Two-dimensional characterization of particle entrainment over a downstream obstacle

Abstract

This study conducts a two-dimensional numerical investigation of the particle entrainment in the presence of a large downstream circular obstacle, and aims to deepen the understanding of the entrainment mechanism and propose a dimensionless number to describe the entrainment threshold. With the coupled lattice Boltzmann and discrete element method, direct numerical simulations are conducted for a wide range of obstacle-to-particle radius ratios ( 2 < R o / R p < 8 ) and Reynolds numbers ( 38 ≤ R e ≤ 160 ). The results show that the low-pressure separated vortex due to the obstacle is the fluid structure to entrain the particle by vortex stretching at low R o / R p ( 2 < R o / R p < 3 . 8 ). Based on this mechanism, a dimensionless number defined as the ratio of the vertical drag force to the particle gravity is proposed, which can be understood as a generalized Shields number including the additional effect of the obstacle radius, and it approaches the constant value of 2.5198 at the critical conditions of entrainment.

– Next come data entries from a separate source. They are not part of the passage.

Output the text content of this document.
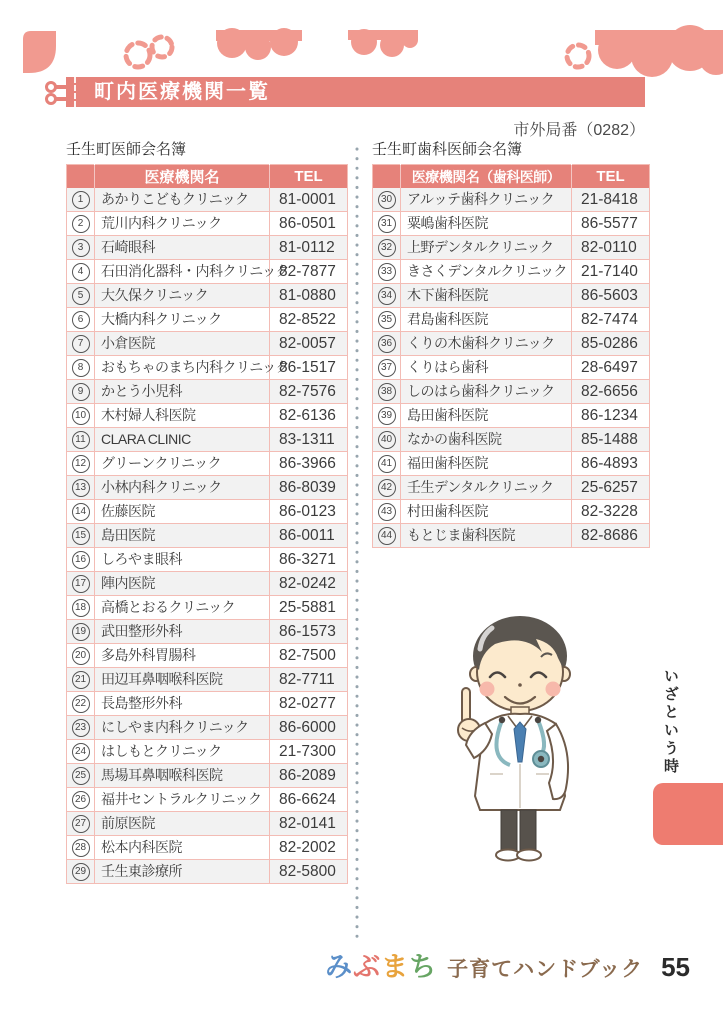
町内医療機関一覧
市外局番（0282）
壬生町医師会名簿
	医療機関名	TEL
1	あかりこどもクリニック	81-0001
2	荒川内科クリニック	86-0501
3	石崎眼科	81-0112
4	石田消化器科・内科クリニック	82-7877
5	大久保クリニック	81-0880
6	大橋内科クリニック	82-8522
7	小倉医院	82-0057
8	おもちゃのまち内科クリニック	86-1517
9	かとう小児科	82-7576
10	木村婦人科医院	82-6136
11	CLARA CLINIC	83-1311
12	グリーンクリニック	86-3966
13	小林内科クリニック	86-8039
14	佐藤医院	86-0123
15	島田医院	86-0011
16	しろやま眼科	86-3271
17	陣内医院	82-0242
18	高橋とおるクリニック	25-5881
19	武田整形外科	86-1573
20	多島外科胃腸科	82-7500
21	田辺耳鼻咽喉科医院	82-7711
22	長島整形外科	82-0277
23	にしやま内科クリニック	86-6000
24	はしもとクリニック	21-7300
25	馬場耳鼻咽喉科医院	86-2089
26	福井セントラルクリニック	86-6624
27	前原医院	82-0141
28	松本内科医院	82-2002
29	壬生東診療所	82-5800
壬生町歯科医師会名簿
	医療機関名（歯科医師）	TEL
30	アルッテ歯科クリニック	21-8418
31	粟嶋歯科医院	86-5577
32	上野デンタルクリニック	82-0110
33	きさくデンタルクリニック	21-7140
34	木下歯科医院	86-5603
35	君島歯科医院	82-7474
36	くりの木歯科クリニック	85-0286
37	くりはら歯科	28-6497
38	しのはら歯科クリニック	82-6656
39	島田歯科医院	86-1234
40	なかの歯科医院	85-1488
41	福田歯科医院	86-4893
42	壬生デンタルクリニック	25-6257
43	村田歯科医院	82-3228
44	もとじま歯科医院	82-8686
いざという時
みぶまち 子育てハンドブック 55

In addition, we find that at high R o / R p ( 5 . 6 ≤ R o / R p ≤ 8 . 0 ), the particle is too far from the separated vortex to undergo sufficient vertical drag force, and thus its inertia should be small enough to ensure the entrainment. In this situation, the entrainment threshold is well described by the Stokes number, which approaches the constant value of 0.2134. At the moderate R o / R p ( 3 . 8 ≤ R o / R p ≤ 5 . 6 ) the drag force of separated vortex and the low particle inertia are both essential to realize the particle entrainment. • Particle entrainment over a downstream obstacle is investigated by LB-DEM. • Two kind of entrainment mechanisms are identified. • Two dimensionless numbers are proposed to describe critical entrainment condition.